November 27, 2018 — 

It’s not your imagination – more and more of your colleagues are getting the sniffles. It’s just that time of year again. Cold and flu season is upon us and we’ve provided a few ways to help you determine whether to lace up your shoes or stay home and rest.

Cold or Flu?

Determining whether you have a cold or the flu is an important first step, not only for exercise prescription but also treatment. The Public Health Agency of Canada provides a fact sheet to help determine whether you have a common cold or have picked up the flu.

 

 

Andrea Dietrich, B.Kin, CSEP-CPT, Fitness & Training Coordinator, Recreation Services, University of Manitoba

The Above the Neck Rule

Once you’ve determined it’s not the flu, it’s time to do a neck check. A cold will typically last one-to-two weeks. If your symptoms are above the neck such as sneezing, stuffy sinuses, or a sore throat, the good news is you should be just fine to work out. Though, if you do decide to hit the gym, make sure you’re cleaning any and all equipment after use to prevent others from getting sick.

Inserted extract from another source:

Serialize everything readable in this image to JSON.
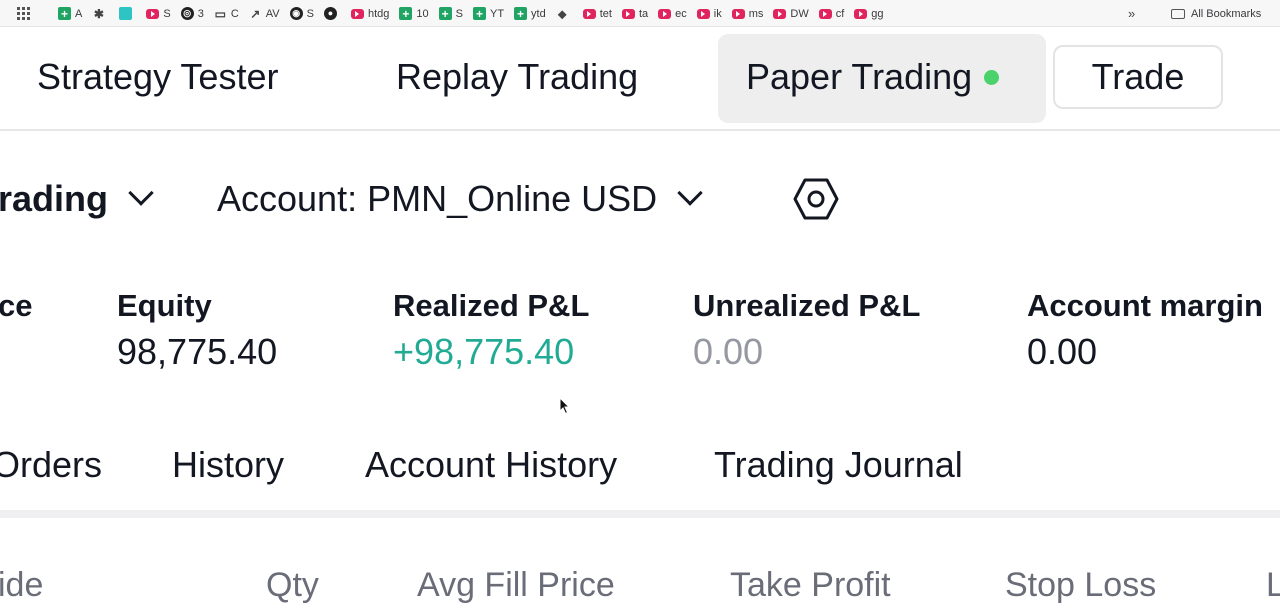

If you’re experiencing aching muscles and fatigue, you can work at a lighter intensity or skip the gym all together until you recover. If the cold is below the neck and you can’t quite cough it out, we recommend you stay home and hydrate.

What if I have the flu?

The flu generally lasts for two-to-three weeks, with the more severe symptoms lasting approximately three-to-seven days.

If you’re experiencing a fever, please stay away from public spaces, including the gym. Stay home until your fever breaks and has been down for 24-hours or longer. Again, the flu is usually accompanied by aches and chills. It’s recommended you stay out of the gym for health and safety reasons.

With certain gyms, you have access to a sauna and it’s tempting to try and sweat your cold or flu out, however, we strongly recommend against doing so as this could exacerbate your systems and make your symptoms worse.

When you’re ready to return to the gym, start with a lighter intensity workout and ease back into your regular routine if you’re feeling closer to 100 per cent.

In Summary

Start by determining if you have a cold and use the neck rule as a general guideline. If you’re able to get a workout in, be respectful of others and clean the equipment thoroughly. If you have the flu, stay home and get some rest.